A life settlement is where the owner of a life insurance policy sells it to a third party. In general, the owner will sell it for more than its cash value, which the owner can get from the insurance company, but less than its payout at death. It sounds a little creepy, to be buying life insurance policies, but it’s something that can make sense for both the buyer and the seller. In many cases, the seller may not want to continue the policy or may not be able to make the payments on those policies. They can get cash from the life insurance company or they can sell it to a third party, who would become the new owner and continue making payments on the policy. By making a life settlement with a third party, they can extract more of the value out of the life insurance policy after years of premiums.
As you’d expect, this business is loosely regulated and I only happened upon it because the SEC was considering classifying life settlements as securities , which would put them under more scrutiny. Right now there is little and inconsistent regulation of life settlements, which makes many people, both in and out of the life insurance business, uneasy.
So what’s bad about life settlements? Since there is little regulation, you’d expect abuse. As Frank Keating, CEO of the American Council of Life Insurers, said in this PBS piece : “This is a system that corrupts life insurance, wrecks the white-hat image and the reality of the industry and encourages people to buy a policy for short- term gain, but for long-term loss. You know, die as quickly as possible. You have a group of investors who can’t wait for you to die. I mean, what a ghoulish business.”

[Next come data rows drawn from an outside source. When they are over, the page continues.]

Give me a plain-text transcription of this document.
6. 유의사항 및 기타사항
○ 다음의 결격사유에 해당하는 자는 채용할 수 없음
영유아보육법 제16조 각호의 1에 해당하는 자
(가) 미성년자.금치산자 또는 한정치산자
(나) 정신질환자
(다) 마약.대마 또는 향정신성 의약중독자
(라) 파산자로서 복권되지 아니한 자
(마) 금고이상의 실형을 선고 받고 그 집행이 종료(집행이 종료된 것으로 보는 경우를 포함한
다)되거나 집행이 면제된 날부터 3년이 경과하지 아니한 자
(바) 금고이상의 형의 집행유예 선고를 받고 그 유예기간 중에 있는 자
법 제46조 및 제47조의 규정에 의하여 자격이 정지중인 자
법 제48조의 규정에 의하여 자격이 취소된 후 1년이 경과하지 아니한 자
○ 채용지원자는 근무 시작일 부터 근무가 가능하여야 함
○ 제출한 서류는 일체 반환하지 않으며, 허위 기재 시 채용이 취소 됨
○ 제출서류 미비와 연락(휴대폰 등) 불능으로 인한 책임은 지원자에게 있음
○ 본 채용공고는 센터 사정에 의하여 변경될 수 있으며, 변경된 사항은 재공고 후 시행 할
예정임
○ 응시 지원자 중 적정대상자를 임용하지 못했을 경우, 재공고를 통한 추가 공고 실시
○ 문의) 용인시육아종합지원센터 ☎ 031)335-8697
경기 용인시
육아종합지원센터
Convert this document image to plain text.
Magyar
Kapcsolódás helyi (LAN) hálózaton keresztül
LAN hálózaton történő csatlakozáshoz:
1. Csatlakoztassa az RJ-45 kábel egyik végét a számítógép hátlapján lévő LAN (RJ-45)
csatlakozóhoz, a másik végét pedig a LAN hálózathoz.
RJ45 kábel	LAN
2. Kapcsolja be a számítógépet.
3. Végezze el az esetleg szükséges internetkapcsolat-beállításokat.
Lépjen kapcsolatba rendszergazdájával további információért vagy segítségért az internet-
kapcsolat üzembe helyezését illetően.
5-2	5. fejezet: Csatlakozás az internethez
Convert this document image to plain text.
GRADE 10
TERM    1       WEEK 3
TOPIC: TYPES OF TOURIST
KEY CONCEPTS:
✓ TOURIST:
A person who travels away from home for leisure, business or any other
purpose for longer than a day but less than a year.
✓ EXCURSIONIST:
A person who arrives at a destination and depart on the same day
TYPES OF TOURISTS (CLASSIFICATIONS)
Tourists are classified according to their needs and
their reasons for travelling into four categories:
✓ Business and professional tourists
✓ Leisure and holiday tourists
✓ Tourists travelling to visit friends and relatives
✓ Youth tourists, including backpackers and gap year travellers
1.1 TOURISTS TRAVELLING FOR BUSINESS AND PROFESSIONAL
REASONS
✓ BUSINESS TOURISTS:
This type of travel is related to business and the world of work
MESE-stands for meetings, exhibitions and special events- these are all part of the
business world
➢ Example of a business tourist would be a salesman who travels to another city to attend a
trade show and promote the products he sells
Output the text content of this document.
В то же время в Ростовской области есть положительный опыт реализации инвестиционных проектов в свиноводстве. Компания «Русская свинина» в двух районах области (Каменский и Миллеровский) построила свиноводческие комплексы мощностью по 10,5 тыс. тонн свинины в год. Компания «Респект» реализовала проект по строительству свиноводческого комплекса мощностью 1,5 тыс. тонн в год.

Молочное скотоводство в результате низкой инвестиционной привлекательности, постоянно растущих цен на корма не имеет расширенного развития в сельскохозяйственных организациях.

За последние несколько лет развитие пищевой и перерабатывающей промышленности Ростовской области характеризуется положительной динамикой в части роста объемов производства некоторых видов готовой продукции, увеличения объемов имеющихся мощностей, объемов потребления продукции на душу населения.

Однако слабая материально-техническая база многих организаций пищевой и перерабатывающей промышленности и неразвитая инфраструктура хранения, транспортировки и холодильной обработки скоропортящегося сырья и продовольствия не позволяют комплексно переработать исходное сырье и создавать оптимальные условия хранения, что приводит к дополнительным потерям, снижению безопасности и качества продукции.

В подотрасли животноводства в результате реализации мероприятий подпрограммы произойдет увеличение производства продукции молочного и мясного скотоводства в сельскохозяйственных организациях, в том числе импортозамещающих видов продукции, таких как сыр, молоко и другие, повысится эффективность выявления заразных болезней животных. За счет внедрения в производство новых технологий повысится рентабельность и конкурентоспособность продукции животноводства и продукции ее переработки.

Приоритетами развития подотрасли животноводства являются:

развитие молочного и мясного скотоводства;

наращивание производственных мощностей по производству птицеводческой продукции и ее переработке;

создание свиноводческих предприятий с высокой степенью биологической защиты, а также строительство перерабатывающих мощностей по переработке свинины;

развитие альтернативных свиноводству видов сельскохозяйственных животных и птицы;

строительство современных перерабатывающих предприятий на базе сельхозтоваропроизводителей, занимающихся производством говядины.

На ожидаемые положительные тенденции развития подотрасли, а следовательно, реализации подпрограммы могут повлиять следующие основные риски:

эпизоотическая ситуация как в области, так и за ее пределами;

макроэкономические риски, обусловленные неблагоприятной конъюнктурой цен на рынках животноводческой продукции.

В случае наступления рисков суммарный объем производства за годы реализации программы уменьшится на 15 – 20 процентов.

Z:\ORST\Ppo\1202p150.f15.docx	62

While I can understand that perspective, life insurance is a business. If a consumer can start a policy and make a smart business decision about it, I think you should let them. If they no longer want to pay the premiums, they can get more than the insurance company is offering through a life settlement. The abuse part comes in, and this is the common complaint about annuities, when life settlement companies take advantage of people with a less than fair payout, though that’s hard to quantify, or throw in hidden fees and charges. That’s why regulation of this industry is probably for the best.